Im Seehaus, einer Einrichtung des freien Strafvollzugs, existieren keine Gitter, Schranken oder Videoüberwachung. Der Sozialpädagoge Merckle lebt dort Tür an Tür mit den Jugendlichen und verbringt auch die Wochenenden mit ihnen. Als das Frühstück beendet ist, klopft Patrick "Tobias" beim Aufstehen herzhaft auf den Rücken. "Ich gehe nicht mehr in den Knast", sagt der 19-Jährige.

In St. Jakob am Thurn nahe Salzburg führt Daniell Porsche durch seine Welt. Er legt einem blonden Jungen die Hand auf den Kopf. Der duzt "Herrn Porsche". Für sechs Millionen Euro hat der 34-jährige der Paracelsus-Schule Salzburg in dem Bilderbuchdorf ein neues Gebäude errichtet. An der Waldorfschule für "seelenpflegebedürftige Kinder und Jugendliche", wie seine Schützlinge nennt, werden 7- bis 18-Jährige unterrichtet, die verhaltensauffällig sind, Konzentrationsschwächen oder andere massive Probleme haben. Porsche hat braune Augen und gewellte Haare, er spricht sanft. "Wir sind die letzte Auffangstelle", sagt er.

Letzte Auffangstelle Wohltat: Der Ruf der Reichen in Deutschland hat gelitten. Mit Liechtensteiner Steueraffäre, Bankenkrise und überhöhten Gehältern hat sich ihr öffentliches Image als gierige Egoisten gefestigt. Dabei engagieren sich zahlreiche Unternehmer sozial. So wie Daniell Porsche und Tobias Merckle, zwei Sprösslinge prominenter vermögender Unternehmerfamilien. Ein Besuch bei zweien, die nicht nur Geld nehmen, sondern auch Geld geben.
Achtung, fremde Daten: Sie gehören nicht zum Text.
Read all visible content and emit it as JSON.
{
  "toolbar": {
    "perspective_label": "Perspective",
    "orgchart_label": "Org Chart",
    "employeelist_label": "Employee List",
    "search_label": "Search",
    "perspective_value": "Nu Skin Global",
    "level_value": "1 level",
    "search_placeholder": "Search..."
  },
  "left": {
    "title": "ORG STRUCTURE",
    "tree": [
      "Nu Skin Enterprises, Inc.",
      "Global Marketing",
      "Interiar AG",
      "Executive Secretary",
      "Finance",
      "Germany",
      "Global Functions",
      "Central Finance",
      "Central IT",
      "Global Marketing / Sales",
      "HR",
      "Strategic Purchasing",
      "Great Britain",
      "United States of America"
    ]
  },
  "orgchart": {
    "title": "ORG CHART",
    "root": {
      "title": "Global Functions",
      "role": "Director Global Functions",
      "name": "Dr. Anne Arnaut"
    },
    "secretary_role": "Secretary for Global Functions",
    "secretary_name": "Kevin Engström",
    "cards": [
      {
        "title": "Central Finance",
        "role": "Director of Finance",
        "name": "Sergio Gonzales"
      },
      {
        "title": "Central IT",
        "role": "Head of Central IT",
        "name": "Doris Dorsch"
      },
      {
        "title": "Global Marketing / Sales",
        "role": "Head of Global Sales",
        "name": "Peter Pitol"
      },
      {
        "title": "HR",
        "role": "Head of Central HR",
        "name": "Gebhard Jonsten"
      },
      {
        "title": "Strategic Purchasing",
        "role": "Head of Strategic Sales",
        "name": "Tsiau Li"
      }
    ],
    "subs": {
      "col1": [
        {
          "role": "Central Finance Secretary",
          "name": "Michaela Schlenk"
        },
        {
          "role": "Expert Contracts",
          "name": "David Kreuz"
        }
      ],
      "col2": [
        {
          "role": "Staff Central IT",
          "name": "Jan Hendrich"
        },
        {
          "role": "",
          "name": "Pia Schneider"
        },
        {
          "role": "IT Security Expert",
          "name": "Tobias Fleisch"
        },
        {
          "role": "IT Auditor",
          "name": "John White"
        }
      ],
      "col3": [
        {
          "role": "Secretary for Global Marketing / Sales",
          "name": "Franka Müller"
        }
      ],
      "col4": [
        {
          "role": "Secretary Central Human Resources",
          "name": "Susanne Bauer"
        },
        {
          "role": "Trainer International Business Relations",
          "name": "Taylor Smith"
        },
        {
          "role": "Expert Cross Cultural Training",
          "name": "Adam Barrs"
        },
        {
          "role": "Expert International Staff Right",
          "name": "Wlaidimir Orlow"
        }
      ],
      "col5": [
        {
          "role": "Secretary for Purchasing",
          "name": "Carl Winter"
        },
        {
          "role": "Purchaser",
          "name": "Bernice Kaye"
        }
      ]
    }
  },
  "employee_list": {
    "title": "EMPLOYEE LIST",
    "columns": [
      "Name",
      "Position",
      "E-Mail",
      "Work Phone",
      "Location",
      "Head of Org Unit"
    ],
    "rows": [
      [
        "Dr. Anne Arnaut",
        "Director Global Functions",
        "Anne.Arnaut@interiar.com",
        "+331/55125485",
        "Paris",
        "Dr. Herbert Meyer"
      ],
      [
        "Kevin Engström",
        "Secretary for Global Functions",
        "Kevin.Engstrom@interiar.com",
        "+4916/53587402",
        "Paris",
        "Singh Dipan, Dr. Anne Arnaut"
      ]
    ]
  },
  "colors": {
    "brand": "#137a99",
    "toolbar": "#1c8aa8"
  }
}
"Ich bekomme Geld für etwas, für das ich nichts tue", sagt Daniell Porsche. Damit meint er die Ausschüttungen der Salzburger Porsche Holding. Sie ist einer der größten Autohändler Europas und gehört den Familien Porsche und Piëch - wie auch ein Großteil des Stuttgarter Sportwagenbauers mit seinen zuletzt rund 7,4 Milliarden Euro Umsatz und 4,2 Milliarden Euro Jahresüberschuss.

Daniell Porsche ist ein reicher Mann. Im Januar kassierten die Familien fast 200 Millionen Euro Dividende auf ihre Stammaktien am profitabelsten Autohersteller der Welt. Der Sportwagenhersteller ist überdies größter VW-Aktionär und steht kurz vor Übernahme der Mehrheit an Europas größtem Autobauer.

Im Gegenzug "tue ich etwas, für das ich nichts bekomme", sagt Porsche. Ein Fünftel seiner Ausschüttungen von zwei Millionen Euro im Jahr behält er für sich, seine Frau und die beiden Kinder. Das übrige Geld fließt in soziale Projekte.

Das wichtigste davon: die Paracelsus-Schule mit ihren 36 Schülern, die in Klassen mit meist drei bis fünf Kindern unterrichtet werden.